No, we are NOT Trayvonon July 22, 2013 @ 5:29 am (Updated: 10:15 am - 7/22/13 )
From the rallies you would hear the leader start, "I am;" the crowd repeats, "I am" ... "Trayvon Martin;" crowd repeats, "Trayvon Martin."
These were multi-racial rallies trying to make the point that what happened in Sanford that night affects us all, regardless of race.
But now there's a website called WeAreNotTrayvonMartin.com where mostly white people are pointing out they really can't claim to feel threatened because being white means you are and likely always will be treated differently - the point the president was making Friday.
Here's a sample post:
"I am NOT Trayvon Martin... When people hear the way that I speak, they tend to quickly assume that I am intelligent, educated, good, and deserving of respect. When I wear a hoodie I feel invisible.
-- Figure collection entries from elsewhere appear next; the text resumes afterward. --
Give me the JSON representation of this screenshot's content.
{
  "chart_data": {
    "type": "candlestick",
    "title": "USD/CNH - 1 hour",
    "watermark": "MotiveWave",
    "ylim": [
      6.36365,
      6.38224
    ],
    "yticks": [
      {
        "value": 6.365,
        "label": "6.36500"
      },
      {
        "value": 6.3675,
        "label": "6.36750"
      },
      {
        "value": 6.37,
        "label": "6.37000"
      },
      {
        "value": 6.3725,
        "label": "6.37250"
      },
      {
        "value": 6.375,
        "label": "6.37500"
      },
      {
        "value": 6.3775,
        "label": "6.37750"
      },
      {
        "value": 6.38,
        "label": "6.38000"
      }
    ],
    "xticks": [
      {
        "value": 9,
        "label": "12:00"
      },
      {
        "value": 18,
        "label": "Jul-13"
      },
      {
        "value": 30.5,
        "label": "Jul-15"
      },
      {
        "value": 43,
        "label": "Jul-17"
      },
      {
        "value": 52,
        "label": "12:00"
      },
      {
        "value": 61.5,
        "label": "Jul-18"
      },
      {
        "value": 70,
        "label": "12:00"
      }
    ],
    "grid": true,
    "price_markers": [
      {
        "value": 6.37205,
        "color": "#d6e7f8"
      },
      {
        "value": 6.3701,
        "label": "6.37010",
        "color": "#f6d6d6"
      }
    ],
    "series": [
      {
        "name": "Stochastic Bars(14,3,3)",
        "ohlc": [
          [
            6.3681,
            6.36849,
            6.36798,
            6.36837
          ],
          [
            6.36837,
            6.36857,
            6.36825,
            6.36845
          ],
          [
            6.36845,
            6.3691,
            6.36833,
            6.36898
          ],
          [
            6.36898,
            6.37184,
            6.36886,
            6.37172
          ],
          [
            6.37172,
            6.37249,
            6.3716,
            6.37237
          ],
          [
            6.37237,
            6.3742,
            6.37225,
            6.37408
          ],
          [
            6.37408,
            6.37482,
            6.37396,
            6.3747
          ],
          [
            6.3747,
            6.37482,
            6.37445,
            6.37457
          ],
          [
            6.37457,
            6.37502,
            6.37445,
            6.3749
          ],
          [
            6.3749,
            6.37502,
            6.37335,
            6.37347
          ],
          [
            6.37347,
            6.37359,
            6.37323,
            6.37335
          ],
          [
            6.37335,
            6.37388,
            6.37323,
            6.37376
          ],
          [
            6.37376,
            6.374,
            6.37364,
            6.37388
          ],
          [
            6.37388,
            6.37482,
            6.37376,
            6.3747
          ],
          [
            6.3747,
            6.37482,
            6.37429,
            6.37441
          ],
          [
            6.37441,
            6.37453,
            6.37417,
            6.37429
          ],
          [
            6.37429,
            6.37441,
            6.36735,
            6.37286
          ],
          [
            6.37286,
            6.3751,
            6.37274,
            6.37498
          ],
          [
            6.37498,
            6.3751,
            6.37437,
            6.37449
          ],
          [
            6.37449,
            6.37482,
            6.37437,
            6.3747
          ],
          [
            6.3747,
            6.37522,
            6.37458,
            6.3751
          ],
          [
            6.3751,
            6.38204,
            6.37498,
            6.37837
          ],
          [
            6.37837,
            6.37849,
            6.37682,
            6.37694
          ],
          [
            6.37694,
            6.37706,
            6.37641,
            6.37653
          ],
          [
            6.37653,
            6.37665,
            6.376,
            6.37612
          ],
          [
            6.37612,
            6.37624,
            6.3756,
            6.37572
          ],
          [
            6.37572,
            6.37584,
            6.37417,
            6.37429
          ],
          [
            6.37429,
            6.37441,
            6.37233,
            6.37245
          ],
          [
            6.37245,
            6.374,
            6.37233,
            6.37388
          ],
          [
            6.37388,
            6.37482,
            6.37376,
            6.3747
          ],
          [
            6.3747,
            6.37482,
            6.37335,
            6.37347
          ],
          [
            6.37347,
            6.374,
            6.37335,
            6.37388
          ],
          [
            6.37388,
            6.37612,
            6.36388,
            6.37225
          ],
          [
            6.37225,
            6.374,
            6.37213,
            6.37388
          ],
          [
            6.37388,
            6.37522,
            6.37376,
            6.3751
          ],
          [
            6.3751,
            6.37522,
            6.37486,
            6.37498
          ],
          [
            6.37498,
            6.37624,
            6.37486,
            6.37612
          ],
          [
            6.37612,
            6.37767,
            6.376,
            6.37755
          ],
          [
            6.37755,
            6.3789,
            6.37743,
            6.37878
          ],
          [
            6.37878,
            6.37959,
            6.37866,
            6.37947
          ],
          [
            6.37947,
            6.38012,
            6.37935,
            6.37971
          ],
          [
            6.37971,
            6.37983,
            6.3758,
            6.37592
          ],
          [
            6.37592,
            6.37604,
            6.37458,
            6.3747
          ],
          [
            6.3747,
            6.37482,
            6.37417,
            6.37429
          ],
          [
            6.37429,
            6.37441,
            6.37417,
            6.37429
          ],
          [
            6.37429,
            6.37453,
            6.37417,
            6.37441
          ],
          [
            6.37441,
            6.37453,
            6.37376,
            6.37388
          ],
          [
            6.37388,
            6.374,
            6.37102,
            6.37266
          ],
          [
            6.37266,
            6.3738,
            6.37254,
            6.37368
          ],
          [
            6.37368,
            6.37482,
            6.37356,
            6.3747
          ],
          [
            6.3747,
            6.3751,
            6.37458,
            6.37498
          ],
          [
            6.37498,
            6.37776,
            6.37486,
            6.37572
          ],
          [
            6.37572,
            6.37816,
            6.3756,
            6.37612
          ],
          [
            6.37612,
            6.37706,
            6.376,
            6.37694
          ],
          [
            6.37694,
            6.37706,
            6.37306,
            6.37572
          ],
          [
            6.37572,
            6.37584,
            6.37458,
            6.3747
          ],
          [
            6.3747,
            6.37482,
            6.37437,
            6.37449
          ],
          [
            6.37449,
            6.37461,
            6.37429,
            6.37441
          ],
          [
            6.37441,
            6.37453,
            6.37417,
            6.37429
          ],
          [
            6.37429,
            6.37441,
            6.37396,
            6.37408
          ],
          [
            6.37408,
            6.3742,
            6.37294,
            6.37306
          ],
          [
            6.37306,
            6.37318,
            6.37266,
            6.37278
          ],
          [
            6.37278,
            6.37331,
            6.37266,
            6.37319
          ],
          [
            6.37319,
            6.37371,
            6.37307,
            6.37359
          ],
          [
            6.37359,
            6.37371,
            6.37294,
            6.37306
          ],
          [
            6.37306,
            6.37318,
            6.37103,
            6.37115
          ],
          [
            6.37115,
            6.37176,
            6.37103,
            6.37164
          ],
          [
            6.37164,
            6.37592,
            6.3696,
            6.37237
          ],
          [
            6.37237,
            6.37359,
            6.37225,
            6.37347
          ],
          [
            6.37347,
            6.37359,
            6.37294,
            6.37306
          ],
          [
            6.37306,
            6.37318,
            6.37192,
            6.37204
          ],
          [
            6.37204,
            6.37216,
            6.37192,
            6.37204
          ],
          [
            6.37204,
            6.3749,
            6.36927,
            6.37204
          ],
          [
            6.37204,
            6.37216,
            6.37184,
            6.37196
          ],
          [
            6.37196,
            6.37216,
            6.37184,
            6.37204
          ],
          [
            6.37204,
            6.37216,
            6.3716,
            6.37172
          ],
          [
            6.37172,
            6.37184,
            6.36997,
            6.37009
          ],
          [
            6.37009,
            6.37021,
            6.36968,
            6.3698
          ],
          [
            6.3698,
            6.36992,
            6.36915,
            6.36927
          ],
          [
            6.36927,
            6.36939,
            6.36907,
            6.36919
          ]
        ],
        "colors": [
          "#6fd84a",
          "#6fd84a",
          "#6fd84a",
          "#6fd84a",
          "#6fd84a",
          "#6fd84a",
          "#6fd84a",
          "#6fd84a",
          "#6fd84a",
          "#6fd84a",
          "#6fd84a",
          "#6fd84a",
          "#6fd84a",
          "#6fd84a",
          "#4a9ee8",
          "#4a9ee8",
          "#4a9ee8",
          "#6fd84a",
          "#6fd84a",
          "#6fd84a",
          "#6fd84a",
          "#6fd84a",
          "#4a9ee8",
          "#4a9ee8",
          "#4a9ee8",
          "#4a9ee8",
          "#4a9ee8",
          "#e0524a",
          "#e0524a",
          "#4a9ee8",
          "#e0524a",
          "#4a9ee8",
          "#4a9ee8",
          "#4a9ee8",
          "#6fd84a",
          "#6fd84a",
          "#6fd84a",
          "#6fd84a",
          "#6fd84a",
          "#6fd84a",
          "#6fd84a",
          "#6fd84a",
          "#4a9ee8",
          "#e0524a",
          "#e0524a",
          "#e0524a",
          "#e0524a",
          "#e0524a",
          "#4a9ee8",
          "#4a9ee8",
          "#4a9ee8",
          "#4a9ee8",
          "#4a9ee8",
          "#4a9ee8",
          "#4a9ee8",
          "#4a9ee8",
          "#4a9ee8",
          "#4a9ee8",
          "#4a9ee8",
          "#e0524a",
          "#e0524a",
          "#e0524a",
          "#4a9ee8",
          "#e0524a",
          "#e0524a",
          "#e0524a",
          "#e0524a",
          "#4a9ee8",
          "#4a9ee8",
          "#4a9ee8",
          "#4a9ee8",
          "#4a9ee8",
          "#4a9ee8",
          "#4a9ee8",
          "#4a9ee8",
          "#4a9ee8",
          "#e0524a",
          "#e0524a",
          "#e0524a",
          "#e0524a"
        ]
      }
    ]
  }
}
When I walk out of a store and the shoplifting detectors beep loudly, I am told, "go ahead those just don't work right" (by the way I shoplift all the time)... I am afraid and ashamed to admit that I don't always know how to relate to people who act or look different than I do. I have always seen myself as the default race that all others are compared to. I am NOT Trayvon Martin and that benefits me every day..."
"I am a 21-year-old Jewish white woman ... I just graduated from a top-tier liberal arts college with $0 of debt since my parents were able to pay in full. I have carried large amounts of ecstasy, marijuana, cocaine, and speed through the New York City Subway, Brooklyn, and the Bronx. Never once have I been stopped and searched, including once when a police dog barked at me.
"Occasionally I complain about the prejudices I experience as a woman and a Jew. However, no one has ever judged me on the basis of my skin color. Never have I been suspected of stealing, ferrying drugs for others or doing drugs myself. Yet I have done all of these things, and gotten away with it."
The point of this website seems to be, that making progress on race in America isn't a matter of white people trying to imagine what it's like to be black, but instead to understand and accept that they can't... because they're not.